AUTOZONE, INC. - FORM 8-K
UNITED STATES
SECURITIES AND EXCHANGE COMMISSION
WASHINGTON, DC 20549
FORM 8-K
CURRENT REPORT
Pursuant to Section 13 or 15(d) of the
Securities Exchange Act of 1934
Date of report (Date of earliest event reported): July 31, 2008 (July 29, 2008)
AUTOZONE, INC.
 
(Exact Name of Registrant as Specified in Charter)
         
Nevada   1-10714   62-1482048
         
(State or Other Jurisdiction   (Commission File   (I.R.S. Employer
of Incorporation   Number)   Identification No.)
     
123 South Front Street    
Memphis, Tennessee   38103
     
(Address of Principal Executive Offices)   (Zip Code)
(901) 495-6500
 
(Registrant’s Telephone Number, Including Area Code)
Not Applicable
 
(Former Name or Former Address, if Changed Since Last Report)
Check the appropriate box below if the Form 8-K filing is intended to simultaneously satisfy the filing obligation of the registrant under any of the following provisions (see General Instruction A.2. below):
o   Written communication pursuant to Rule 425 under the Securities Act (17 CFR 230.425)
o   Soliciting material pursuant to Rule 14a-12 under the Exchange Act (17 CFR 240.14a-12)
o   Pre-commencement communication pursuant to Rule 14d-2(b) under the Exchange Act (17 CFR 240.14d-2(b))
o   Pre-commencement communication pursuant to Rule 13e-4(c) under the Exchange Act (17 CFR 240.13e-4(c))

 


 

ITEM 1.01.   ENTRY INTO A MATERIAL DEFINITIVE AGREEMENT.
     On July 29, 2008, AutoZone, Inc. (the “Company”) entered into an Underwriting Agreement (the “Underwriting Agreement”), between the Company and Banc of America Securities LLC, as representative of the underwriters named in the Underwriting Agreement (the “Underwriters”), whereby the Company agreed to sell and the Underwriters agreed to purchase, subject to and upon terms and conditions set forth therein, $500 million aggregate principal amount of the Company’s 6.500% Senior Notes due 2014 and $250 million aggregate principal amount of the Company’s 7.125% Senior Notes due 2018 under the Company’s shelf registration statement filed with the Securities and Exchange Commission on July 29, 2008, on Form S-3 (File No. 333-152592).
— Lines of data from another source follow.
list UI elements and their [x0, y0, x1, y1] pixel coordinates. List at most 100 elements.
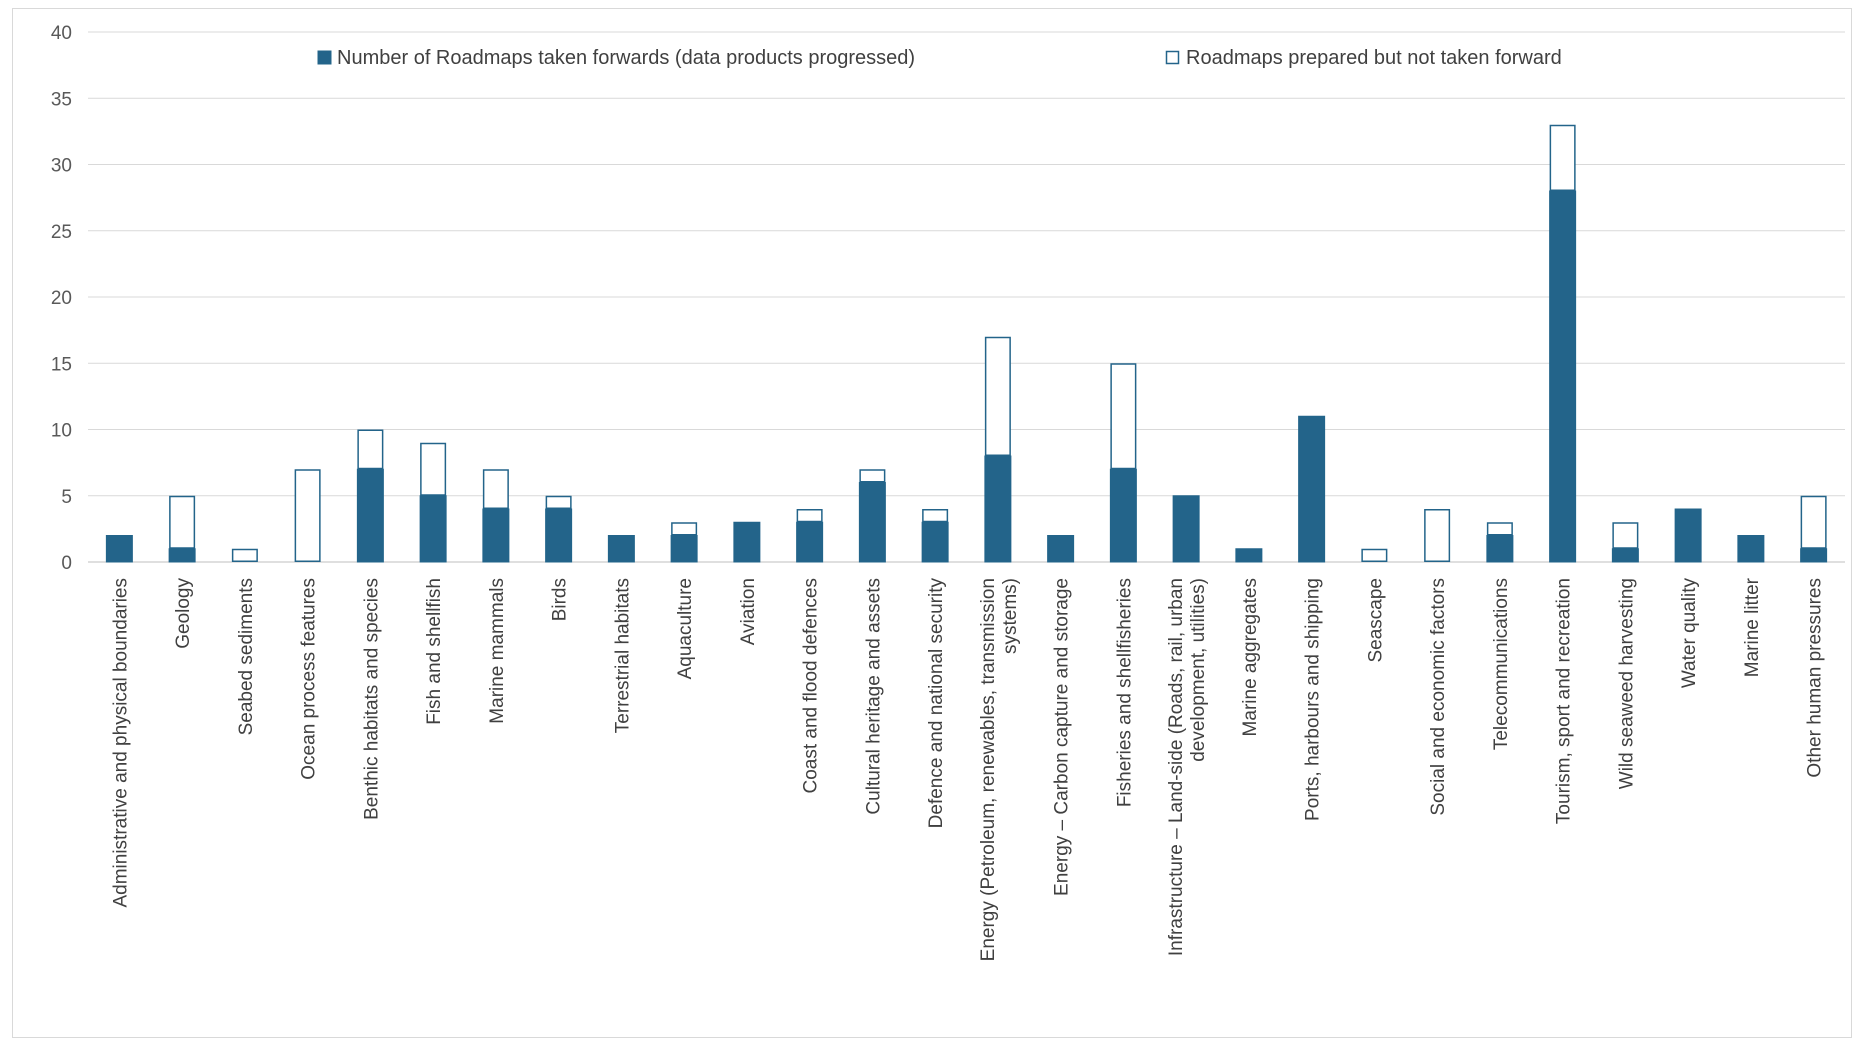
- y-tick-label: 25: [51, 222, 72, 243]
- bar-taken-forward: [1172, 495, 1200, 563]
- x-category-label-line: Geology: [173, 578, 194, 649]
- bar-taken-forward: [1486, 535, 1514, 563]
- y-tick-label: 5: [61, 487, 72, 508]
- bar-taken-forward: [1611, 548, 1639, 563]
- x-category-label-line: Water quality: [1679, 578, 1700, 689]
- x-category-label: Seabed sediments: [236, 578, 257, 735]
- x-category-label-line: Defence and national security: [926, 578, 947, 829]
- bar-taken-forward: [356, 468, 384, 563]
- x-category-label-line: Seabed sediments: [236, 578, 257, 735]
- bar-taken-forward: [1298, 415, 1326, 563]
- y-tick-label: 40: [51, 23, 72, 44]
- y-tick-label: 15: [51, 354, 72, 375]
- bar-not-taken-forward: [482, 469, 509, 509]
- bar-taken-forward: [733, 521, 761, 563]
- bar-taken-forward: [1737, 535, 1765, 563]
- x-category-label-line: Other human pressures: [1805, 578, 1826, 778]
- x-category-label: Tourism, sport and recreation: [1554, 578, 1575, 824]
- x-category-label-line: Aquaculture: [675, 578, 696, 679]
- x-category-label: Telecommunications: [1491, 578, 1512, 750]
- y-tick-label: 20: [51, 288, 72, 309]
- bar-taken-forward: [1235, 548, 1263, 563]
- x-category-label: Seascape: [1365, 578, 1386, 663]
- bar-taken-forward: [419, 495, 447, 563]
- x-category-label-line: systems): [1000, 578, 1021, 654]
- bar-not-taken-forward: [357, 429, 384, 470]
- bar-taken-forward: [796, 521, 824, 563]
- x-category-label: Water quality: [1679, 578, 1700, 689]
- x-category-label-line: Ocean process features: [299, 578, 320, 780]
- x-category-label-line: Seascape: [1365, 578, 1386, 663]
- legend-swatch-not-taken-forward: [1165, 50, 1180, 65]
- bar-not-taken-forward: [1486, 522, 1513, 536]
- x-category-label: Geology: [173, 578, 194, 649]
- x-category-label-line: Marine litter: [1742, 577, 1763, 677]
- bars: [105, 124, 1828, 563]
- x-category-label: Birds: [550, 578, 571, 621]
- legend-swatch-taken-forward: [317, 50, 332, 65]
- x-category-label-line: Marine mammals: [487, 578, 508, 724]
- bar-not-taken-forward: [859, 469, 886, 483]
- x-category-label: Benthic habitats and species: [361, 578, 382, 820]
- x-category-label: Energy (Petroleum, renewables, transmiss…: [978, 578, 1021, 961]
- bar-not-taken-forward: [984, 336, 1011, 456]
- x-category-label-line: Cultural heritage and assets: [863, 578, 884, 815]
- x-category-label: Infrastructure – Land-side (Roads, rail,…: [1166, 578, 1209, 956]
- bar-taken-forward: [984, 455, 1012, 563]
- bar-taken-forward: [670, 535, 698, 563]
- x-category-label: Social and economic factors: [1428, 578, 1449, 816]
- legend: Number of Roadmaps taken forwards (data …: [317, 47, 1562, 69]
- x-category-label-line: Infrastructure – Land-side (Roads, rail,…: [1166, 578, 1187, 956]
- x-category-label: Aquaculture: [675, 578, 696, 679]
- x-category-label: Fisheries and shellfisheries: [1114, 578, 1135, 807]
- bar-taken-forward: [1109, 468, 1137, 563]
- bar-not-taken-forward: [1549, 124, 1576, 191]
- x-category-label: Ocean process features: [299, 578, 320, 780]
- bar-not-taken-forward: [231, 548, 258, 562]
- x-category-label: Marine aggregates: [1240, 578, 1261, 736]
- x-category-label: Administrative and physical boundaries: [110, 578, 131, 908]
- x-category-label-line: Administrative and physical boundaries: [110, 578, 131, 908]
- bar-not-taken-forward: [294, 469, 321, 562]
- x-axis-category-labels: Administrative and physical boundaries Ge…: [110, 577, 1825, 961]
- bar-not-taken-forward: [1800, 495, 1827, 549]
- x-category-label: Other human pressures: [1805, 578, 1826, 778]
- chart-frame: [12, 8, 1852, 1038]
- x-category-label: Marine litter: [1742, 577, 1763, 677]
- y-tick-label: 0: [61, 553, 72, 574]
- x-category-label-line: Terrestrial habitats: [612, 578, 633, 733]
- bar-taken-forward: [1674, 508, 1702, 563]
- x-category-label: Terrestrial habitats: [612, 578, 633, 733]
- bar-taken-forward: [858, 482, 886, 563]
- x-category-label: Energy – Carbon capture and storage: [1052, 578, 1073, 896]
- legend-label-taken-forward: Number of Roadmaps taken forwards (data …: [337, 47, 915, 69]
- x-category-label-line: Fisheries and shellfisheries: [1114, 578, 1135, 807]
- bar-not-taken-forward: [169, 495, 196, 549]
- legend-label-not-taken-forward: Roadmaps prepared but not taken forward: [1186, 47, 1562, 69]
- x-category-label: Coast and flood defences: [801, 578, 822, 794]
- x-category-label-line: Ports, harbours and shipping: [1303, 578, 1324, 821]
- x-category-label-line: Benthic habitats and species: [361, 578, 382, 820]
- bar-taken-forward: [482, 508, 510, 563]
- y-tick-label: 10: [51, 421, 72, 442]
- x-category-label: Marine mammals: [487, 578, 508, 724]
- bar-taken-forward: [607, 535, 635, 563]
- x-category-label: Defence and national security: [926, 578, 947, 829]
- x-category-label-line: Energy (Petroleum, renewables, transmiss…: [978, 578, 999, 961]
- gridlines: [88, 31, 1845, 563]
- x-category-label: Wild seaweed harvesting: [1616, 578, 1637, 789]
- x-category-label-line: Coast and flood defences: [801, 578, 822, 794]
- x-category-label: Ports, harbours and shipping: [1303, 578, 1324, 821]
- y-axis-ticks: 0 5 10 15 20 25 30 35 40: [51, 23, 72, 574]
- x-category-label-line: Social and economic factors: [1428, 578, 1449, 816]
- bar-not-taken-forward: [922, 509, 949, 523]
- bar-not-taken-forward: [671, 522, 698, 536]
- x-category-label-line: Energy – Carbon capture and storage: [1052, 578, 1073, 896]
- bar-not-taken-forward: [796, 509, 823, 523]
- x-category-label-line: Wild seaweed harvesting: [1616, 578, 1637, 789]
- x-category-label-line: development, utilities): [1188, 578, 1209, 762]
- bar-not-taken-forward: [1612, 522, 1639, 549]
- x-category-label: Aviation: [738, 578, 759, 645]
- x-category-label: Fish and shellfish: [424, 578, 445, 725]
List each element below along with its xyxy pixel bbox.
The Underwriting Agreement contains customary representations, warranties and agreements of the Company and customary conditions to closing, indemnification rights and obligations of the parties and termination provisions. A copy of the Underwriting Agreement is attached hereto as Exhibit 1.1. The foregoing summary does not purport to be complete and is qualified in its entirety by reference to the Underwriting Agreement.
ITEM 9.01.   FINANCIAL STATEMENTS AND EXHIBITS
(d) Exhibits
         
       
 
  1.1    
Underwriting Agreement, dated July 29, 2008, by and between the Company and Banc of America Securities LLC, as representative of the several underwriters named therein.

 


 

SIGNATURE
     Pursuant to the requirements of the Securities Exchange Act of 1934, the Registrant has duly caused this report to be signed on its behalf by the undersigned, hereunto duly authorized.
         
Dated: July 31, 2008  AUTOZONE, INC.
 
 
  By:   /s/ William T. Giles    
    Name:   William T. Giles   
    Title:   Chief Financial Officer and Executive Vice President, Finance, Store Development and Information Technology   

 


 

         
EXHIBIT INDEX
         
       
 
  1.1    
Underwriting Agreement, dated July 29, 2008, by and between the Company and Banc of America Securities LLC, as representative of the several underwriters named therein.